The so-called KSK rollover, when ICANN deletes the key-signing key that has been used as the trust anchor for the DNSSEC ecosystem since 2011 and replaces it with the new one — will now go ahead as planned on October 11.
The decision was made yesterday at the ICANN board of directors’ retreat in Brussels.
ICANN chief technology officer David Conrad posted this to an ICANN mailing list this morning:

The Board voted to approve the resolution for ICANN org to move forward with the revised KSK rollover plan. So barring unforeseen circumstances, the KSK-2017-signed ZSK will be used to sign the root zone on 11 October 2018.

The rollover was due to happen October 11 last year, but ICANN delayed it when it emerged that many DNS resolvers weren’t yet configured to use the new key.
That’s still a problem, and nobody knows for sure how many endpoints will stop functioning properly when the new KSK goes solo.

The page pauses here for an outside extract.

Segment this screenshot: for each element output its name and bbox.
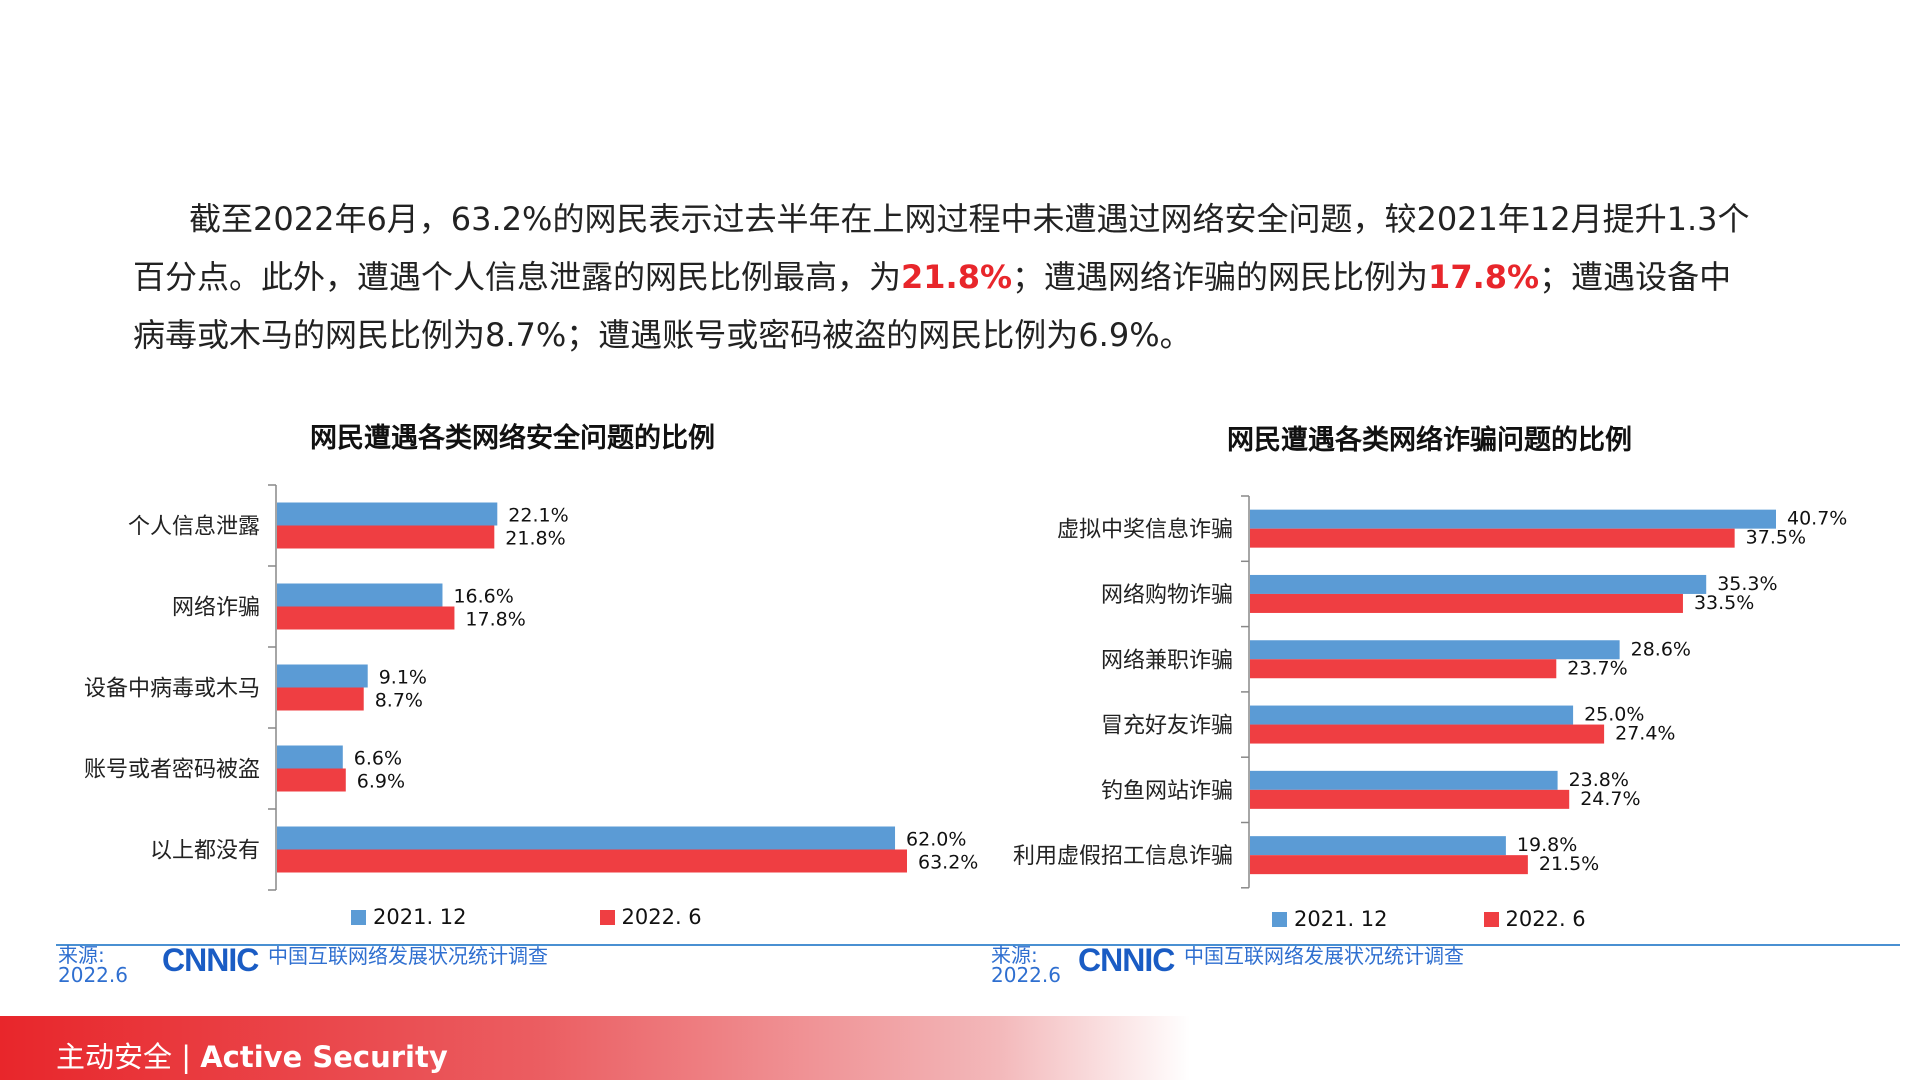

While most experts weighing in on the rollover, including Conrad, agreed that the risk of more delay outweighed the risk of rolling now, that feeling was not unanimous.
Five members of the 22-member Security and Stability Advisory Committee — including top guys from Google and Verisign — last month dissented from the majority view and said ICANN should delay again.
The question now is not whether internet users will see a disruption in the days following October 11, but how many users will be affected and how serious their disruptions will be.
Based on current information, as many as two million internet users could be affected.
ICANN is likely to take flak for even relatively minor disruptions, but the alternative was to continue with the delays and risk an even bigger impact, and even more flak, in future.
The text of ICANN’s resolution and the rationale behind it will be published in the next day or so.